The Soviets devote an average 12 to 14 percent of their gross national product to defense and the estimated dollar-cost of Moscow's military investment was 70 percent higher than comparable U.S. spending in 1979.
The report also includes the first depiction, in the form of artist sketches presumably made from satellite pictures, of the new SS20 missile and Typhoon missile-firing submarine as well as maps showing in general the regions where Soviet missiles are deployed.
It is widely accepted among specialists that the Soviets have indeed built up a big and powerful military force. But what is missing from the new report are several offsetting factors.
For example, while NATO is outgunned on tanks, the West has added tens of thousands of antitank missiles to its force in recent years and the Soviets have nothing to match the fleet of 13 big U.S. aircraft carriers. Allied spending, when the United States and Western Europe are taken together, still is greater than Soviet and Warsaw Pact spending.
The United States has more reliable and more militarily potent allies than does Moscow. The report shows 53 non-Soviet Warsaw Pact divisions in Eastern Europe. But 15 of those are Polish, and they probably trouble Moscow more than they do Washington.
The Soviet navy faces potentially disastrous geographical bottlenecks in getting into the open ocean from the Baltic and Black seas and the far North Atlantic in a crisis. There is no assessment of morale, drinking and ethnic problems within the Soviet armed forces, nor of the rather lengthy mobilization times required. Much of the army increase is because China has become an enemy rather than friend.

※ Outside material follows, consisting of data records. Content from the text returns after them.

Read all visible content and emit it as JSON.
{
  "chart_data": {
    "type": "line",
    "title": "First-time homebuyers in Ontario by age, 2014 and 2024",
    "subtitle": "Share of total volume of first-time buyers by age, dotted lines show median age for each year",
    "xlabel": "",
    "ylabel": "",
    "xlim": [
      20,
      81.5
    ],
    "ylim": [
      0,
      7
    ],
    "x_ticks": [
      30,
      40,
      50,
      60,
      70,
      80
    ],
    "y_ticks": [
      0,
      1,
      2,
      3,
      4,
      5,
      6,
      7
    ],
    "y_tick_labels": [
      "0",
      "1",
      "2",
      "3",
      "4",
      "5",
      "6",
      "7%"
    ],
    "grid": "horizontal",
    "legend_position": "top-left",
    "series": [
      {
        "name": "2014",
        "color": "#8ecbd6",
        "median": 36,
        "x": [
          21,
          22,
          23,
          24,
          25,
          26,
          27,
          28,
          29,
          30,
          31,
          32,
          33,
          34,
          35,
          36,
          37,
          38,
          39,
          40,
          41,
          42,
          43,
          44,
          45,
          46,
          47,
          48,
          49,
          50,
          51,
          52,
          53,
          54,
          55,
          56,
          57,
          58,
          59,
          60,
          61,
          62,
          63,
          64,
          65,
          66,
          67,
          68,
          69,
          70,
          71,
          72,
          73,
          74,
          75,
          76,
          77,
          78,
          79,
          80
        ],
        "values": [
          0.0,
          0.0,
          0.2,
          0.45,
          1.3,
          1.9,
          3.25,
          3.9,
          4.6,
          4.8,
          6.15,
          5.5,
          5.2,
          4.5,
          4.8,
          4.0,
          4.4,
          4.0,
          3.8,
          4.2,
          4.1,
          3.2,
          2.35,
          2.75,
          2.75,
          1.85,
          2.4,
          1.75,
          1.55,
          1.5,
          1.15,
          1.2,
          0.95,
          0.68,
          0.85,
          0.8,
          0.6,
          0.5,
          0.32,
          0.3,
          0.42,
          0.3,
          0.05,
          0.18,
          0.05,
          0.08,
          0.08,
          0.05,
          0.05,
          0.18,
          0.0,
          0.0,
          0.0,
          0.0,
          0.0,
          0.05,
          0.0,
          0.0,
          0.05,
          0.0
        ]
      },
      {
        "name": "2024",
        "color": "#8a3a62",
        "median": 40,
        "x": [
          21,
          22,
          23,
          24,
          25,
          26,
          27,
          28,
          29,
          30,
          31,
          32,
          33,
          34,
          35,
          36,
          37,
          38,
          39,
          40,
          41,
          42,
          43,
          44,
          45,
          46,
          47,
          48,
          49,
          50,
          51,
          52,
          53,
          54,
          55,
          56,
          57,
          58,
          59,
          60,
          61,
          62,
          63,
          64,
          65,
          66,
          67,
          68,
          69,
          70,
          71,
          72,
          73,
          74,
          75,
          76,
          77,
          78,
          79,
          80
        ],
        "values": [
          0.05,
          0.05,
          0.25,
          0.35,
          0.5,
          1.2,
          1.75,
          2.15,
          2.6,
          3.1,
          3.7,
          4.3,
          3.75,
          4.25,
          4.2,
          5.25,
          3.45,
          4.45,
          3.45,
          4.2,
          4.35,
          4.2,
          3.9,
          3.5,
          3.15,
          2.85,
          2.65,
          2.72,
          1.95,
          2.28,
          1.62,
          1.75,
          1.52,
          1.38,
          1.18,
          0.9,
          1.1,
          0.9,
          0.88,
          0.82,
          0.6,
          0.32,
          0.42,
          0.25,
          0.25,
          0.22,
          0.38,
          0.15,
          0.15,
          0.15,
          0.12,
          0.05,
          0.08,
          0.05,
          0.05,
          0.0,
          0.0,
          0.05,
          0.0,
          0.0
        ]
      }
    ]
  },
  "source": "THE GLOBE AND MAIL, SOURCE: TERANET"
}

In his last defense posture report to Congress in January, 1981, then-defense secretary Harold Brown cautioned against "simplistic static indicators" as a true measure of the military balance. While also cautioning against adverse trends, Brown pointed out that allied military manpower is greater than commonly realized and that aircraft-for-aircraft, NATO still maintains a performance edge in fighter aircraft over the Warsaw Pact.